Though it’s declined since the advent of RhoGAM, Rh antigen incompatibility remains the most common cause of serious HDFN.

The number of people with Rh-negative blood types varies between countries around the globe ranging from 2.4% to 17%. With prenatal screening and RhoGAM treatment, about 1 per 3000 Rh-negative birthing parents still develop Rh antibodies, placing their future pregnancies at risk of HDFN.

The most common cause of HDFN overall is ABO blood group incompatibility. But because maternal A/B antibody levels can be low, and fetal red blood cells do not express A/B antigen at a high level, this type of HDFN is often milder.

Is hemolytic anemia of the newborn life threatening?

Severe HDFN can lead to critical anemia and hydrops fetalis, which is a life threatening condition. However, treatment is readily available and can significantly reduce the risk to your baby.

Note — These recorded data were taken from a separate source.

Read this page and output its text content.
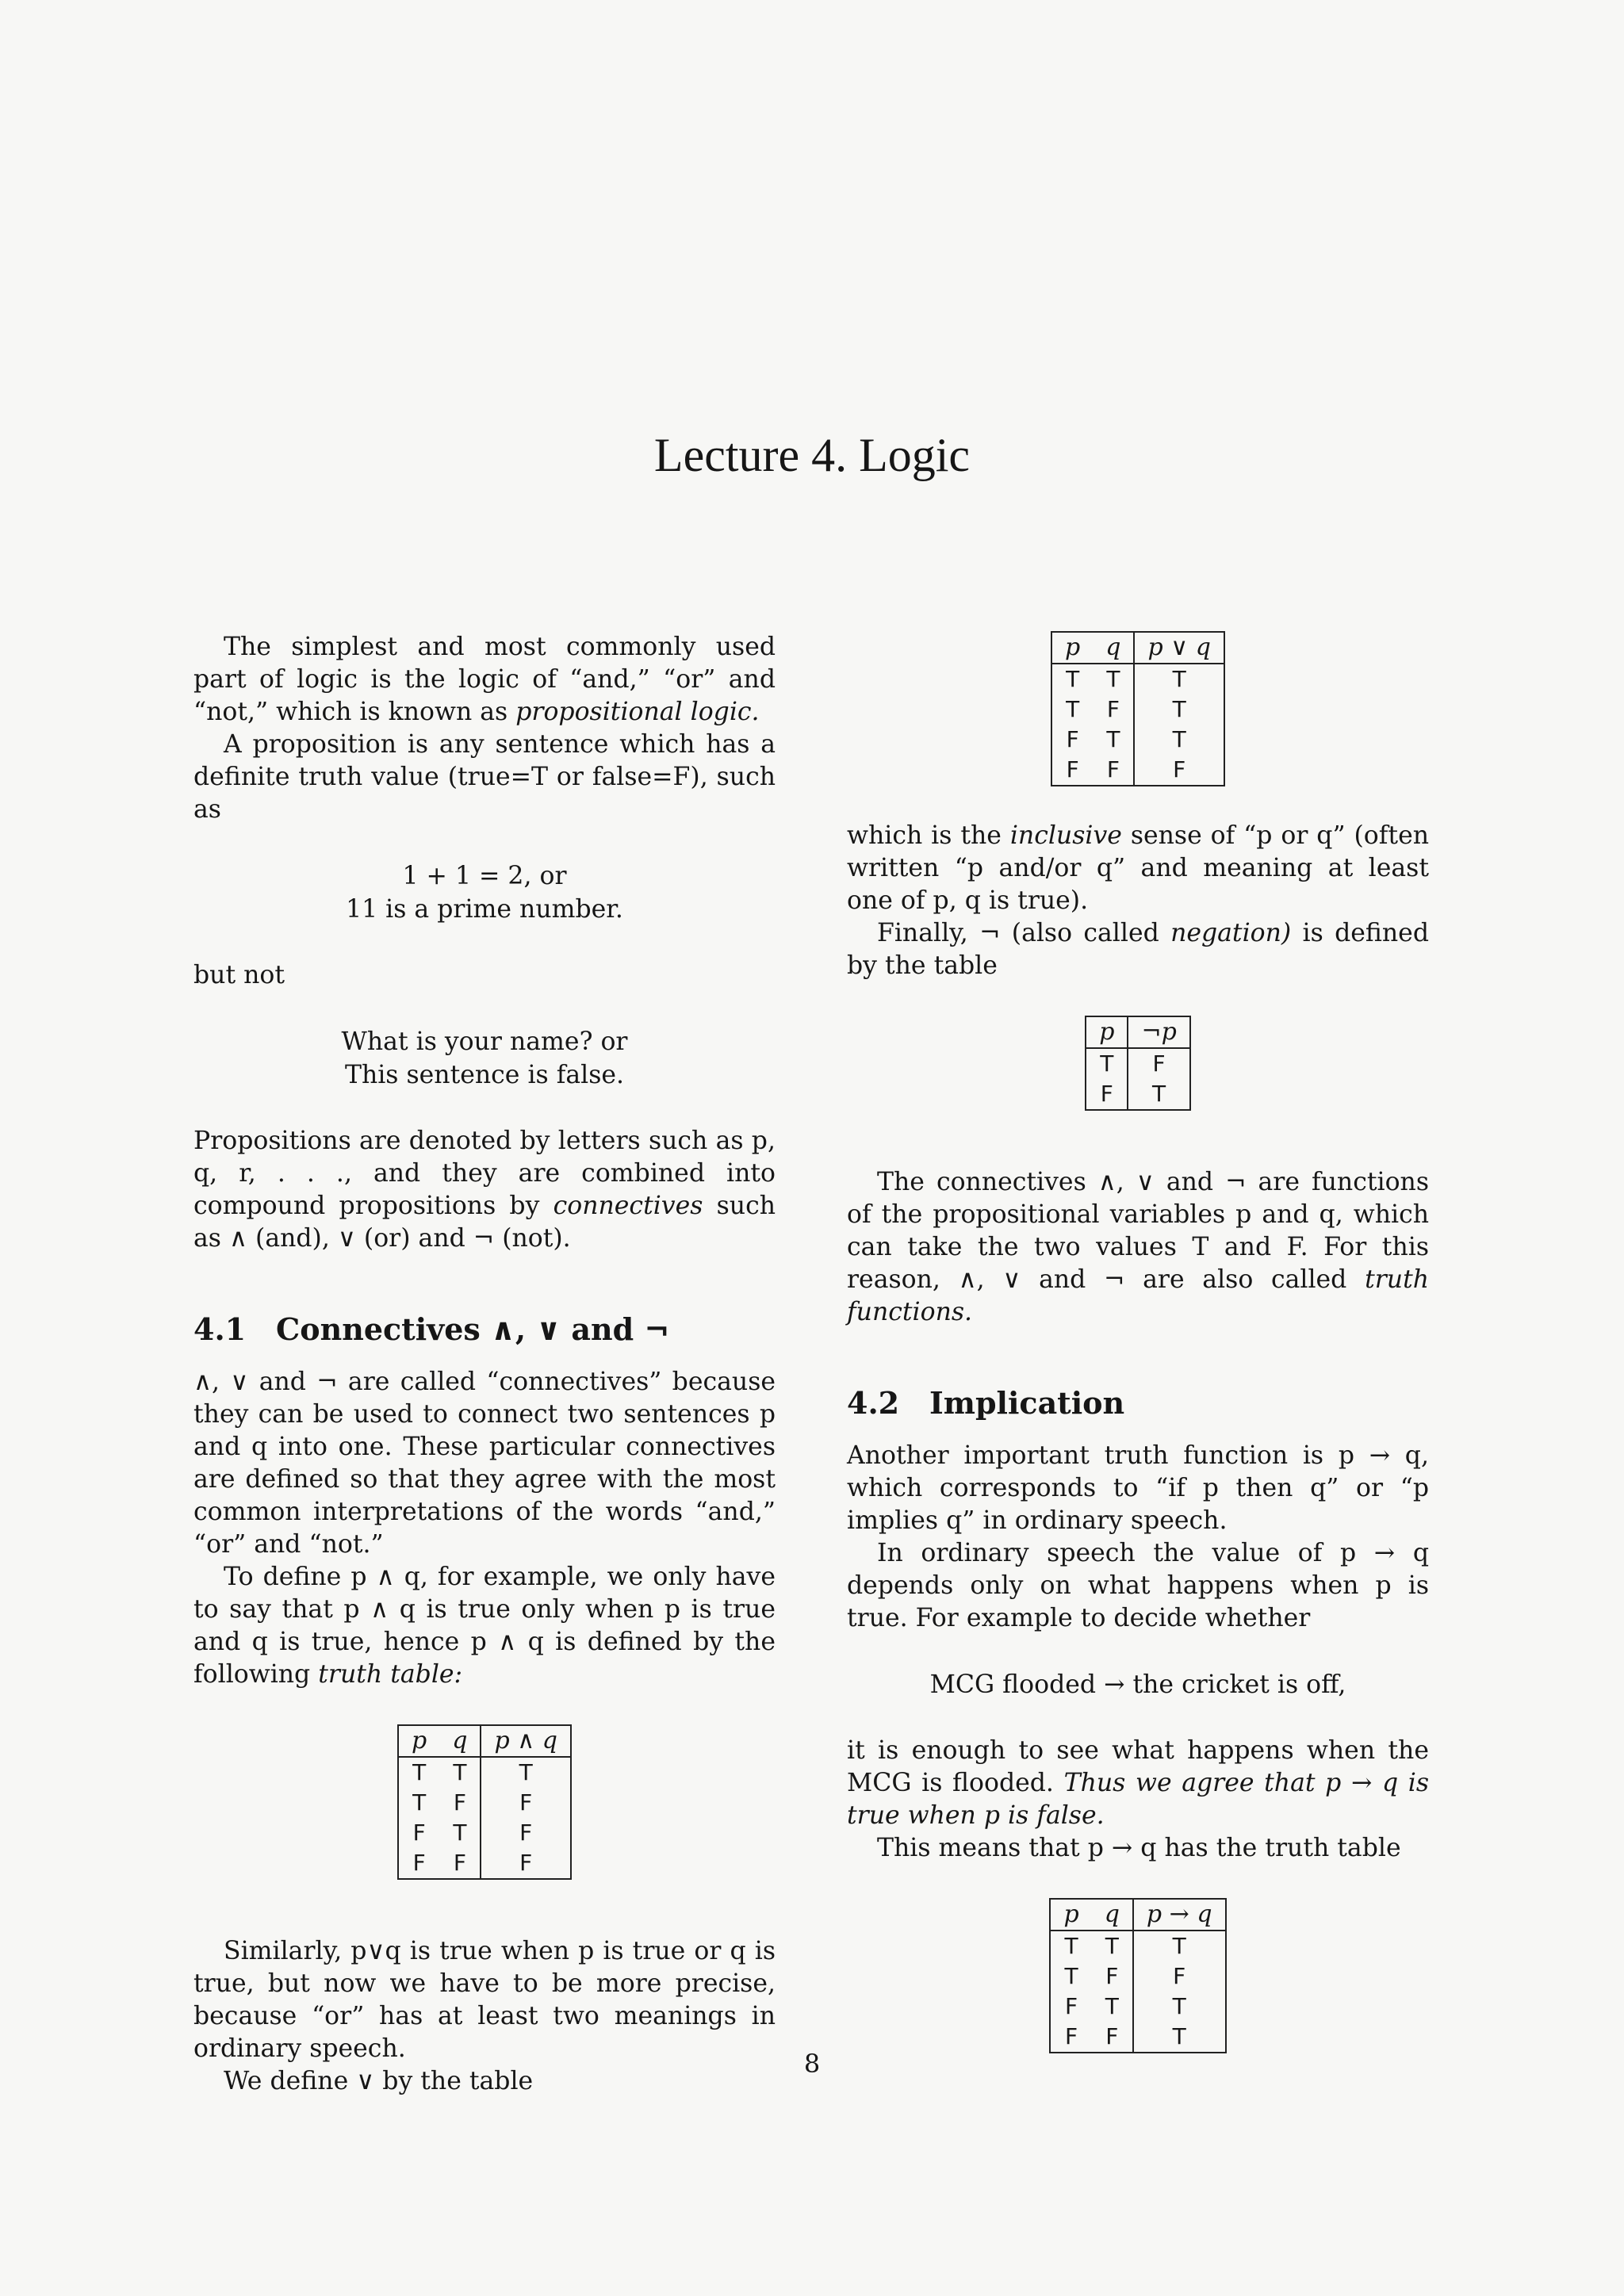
Lecture 4. Logic

The simplest and most commonly used part of logic is the logic of “and,” “or” and “not,” which is known as propositional logic.

A proposition is any sentence which has a definite truth value (true=T or false=F), such as

1 + 1 = 2, or
11 is a prime number.

but not

What is your name? or
This sentence is false.

Propositions are denoted by letters such as p, q, r, . . ., and they are combined into compound propositions by connectives such as ∧ (and), ∨ (or) and ¬ (not).

4.1 Connectives ∧, ∨ and ¬

∧, ∨ and ¬ are called “connectives” because they can be used to connect two sentences p and q into one. These particular connectives are defined so that they agree with the most common interpretations of the words “and,” “or” and “not.”

To define p ∧ q, for example, we only have to say that p ∧ q is true only when p is true and q is true, hence p ∧ q is defined by the following truth table:

p	q	p ∧ q
T	T	T
T	F	F
F	T	F
F	F	F

Similarly, p∨q is true when p is true or q is true, but now we have to be more precise, because “or” has at least two meanings in ordinary speech.

We define ∨ by the table

p	q	p ∨ q
T	T	T
T	F	T
F	T	T
F	F	F

which is the inclusive sense of “p or q” (often written “p and/or q” and meaning at least one of p, q is true).

Finally, ¬ (also called negation) is defined by the table

p	¬p
T	F
F	T

The connectives ∧, ∨ and ¬ are functions of the propositional variables p and q, which can take the two values T and F. For this reason, ∧, ∨ and ¬ are also called truth functions.

4.2 Implication

Another important truth function is p → q, which corresponds to “if p then q” or “p implies q” in ordinary speech.

In ordinary speech the value of p → q depends only on what happens when p is true. For example to decide whether

MCG flooded → the cricket is off,

it is enough to see what happens when the MCG is flooded. Thus we agree that p → q is true when p is false.

This means that p → q has the truth table

p	q	p → q
T	T	T
T	F	F
F	T	T
F	F	T
8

Hemolytic disease of the fetus and newborn (HDFN) occurs during pregnancy when your antibodies cross the placenta and attack your baby’s red blood cells. This process can be triggered by a variety of different blood antigen mismatches between you and your baby but is most often due to ABO or Rh incompatibility.

Signs and symptoms of HDFN can begin in utero or neonatally. They include fetal or newborn anemia, hyperbilirubinemia, and in severe cases, life threatening hydrops fetalis.

With prompt identification and treatment, the majority of babies with HDFN survive and thrive.